Reining in consumer prices is a primary responsibility of the Bank of Korea. The law even defines the role of the central bank that way. It acts as an independent state agency to manage and control consumer prices.

The government tends to pursue economic growth, and that can fan inflationary pressure. The central bank, with its sovereign authority, can effectively keep prices stable and balance the economy against the government’s pro-growth actions. Therefore the blame lies with the central bank if prices skyrocket.

Consumer prices rose by 5.3 percent, the fastest pace in three years, last month from the same period a year ago. We need not cite the recent data to underscore the problem.

The entire population has been struggling with expensive price levels. The Bank of Korea has aggravated the problem by missing its opportunity to hike the benchmark interest rate.

The Bank of Korea resorted to heavy easing when the global financial crisis spilled over to the local economy in 2008. It was an inevitable action to stave off an economic slowdown.

It is textbook economic theory that interest rates should be raised and monetary policy tightened if the economy gets better, because inflationary pressure can dampen consumption and economic prospects. The Bank of Korea has been constantly advised to hike interest rates.

But it stood pat, fearing repercussions on growth. It remained wary even after the economy grew 6.2 percent last year, outpacing the country’s growth expectations. The BOK has forgotten that its main mission is to fight inflation, not spur growth. The result is runaway prices.
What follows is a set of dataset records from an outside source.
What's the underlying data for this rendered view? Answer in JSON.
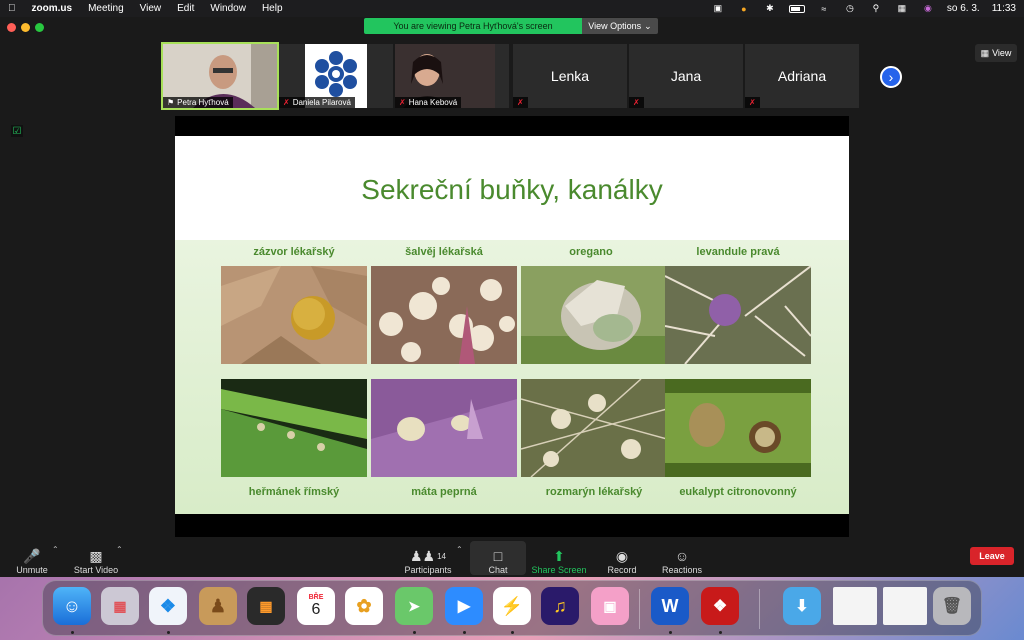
{
  "menubar": {
    "app_name": "zoom.us",
    "items": [
      "Meeting",
      "View",
      "Edit",
      "Window",
      "Help"
    ],
    "date": "so 6. 3.",
    "time": "11:33"
  },
  "window": {
    "banner": "You are viewing Petra Hyťhová's screen",
    "view_options": "View Options",
    "view_button": "View"
  },
  "participants_strip": [
    {
      "name": "Petra Hyťhová",
      "type": "video",
      "active": true
    },
    {
      "name": "Daniela Pilarová",
      "type": "logo"
    },
    {
      "name": "Hana Kebová",
      "type": "video"
    },
    {
      "name": "Lenka",
      "type": "name"
    },
    {
      "name": "Jana",
      "type": "name"
    },
    {
      "name": "Adriana",
      "type": "name"
    }
  ],
  "slide": {
    "title": "Sekreční buňky, kanálky",
    "top_captions": [
      "zázvor lékařský",
      "šalvěj lékařská",
      "oregano",
      "levandule pravá"
    ],
    "bottom_captions": [
      "heřmánek římský",
      "máta peprná",
      "rozmarýn lékařský",
      "eukalypt citronovonný"
    ]
  },
  "toolbar": {
    "unmute": "Unmute",
    "start_video": "Start Video",
    "participants": "Participants",
    "participants_count": "14",
    "chat": "Chat",
    "share_screen": "Share Screen",
    "record": "Record",
    "reactions": "Reactions",
    "leave": "Leave"
  },
  "dock": {
    "calendar_month": "BŘE",
    "calendar_day": "6"
  },
  "colors": {
    "banner_green": "#22c55e",
    "slide_green": "#4a8a2e",
    "leave_red": "#d9242a",
    "next_blue": "#2563eb"
  }
}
If the BOK can’t perform its role properly, it can bring on government interference. The government stepped in to contain consumer prices by forcing a freeze on 52 consumer items and more or less threatening manufacturers into lower prices.

But that authoritarian route can hardy work in today’s market. Authorities are left with the option of adjusting interest rates and the value of our currency. But economic circumstances, both domestically and externally, have worsened. The local economy, in sync with the global economy, is rapidly slowing amid mounting public and private debt.

The risks could have been lessened if the central bank had acted in a timely and resolute way. The BOK inevitably will have to raise interest rates. It must remind itself of its primary duty and thoroughly examine the timing and scale of tightening.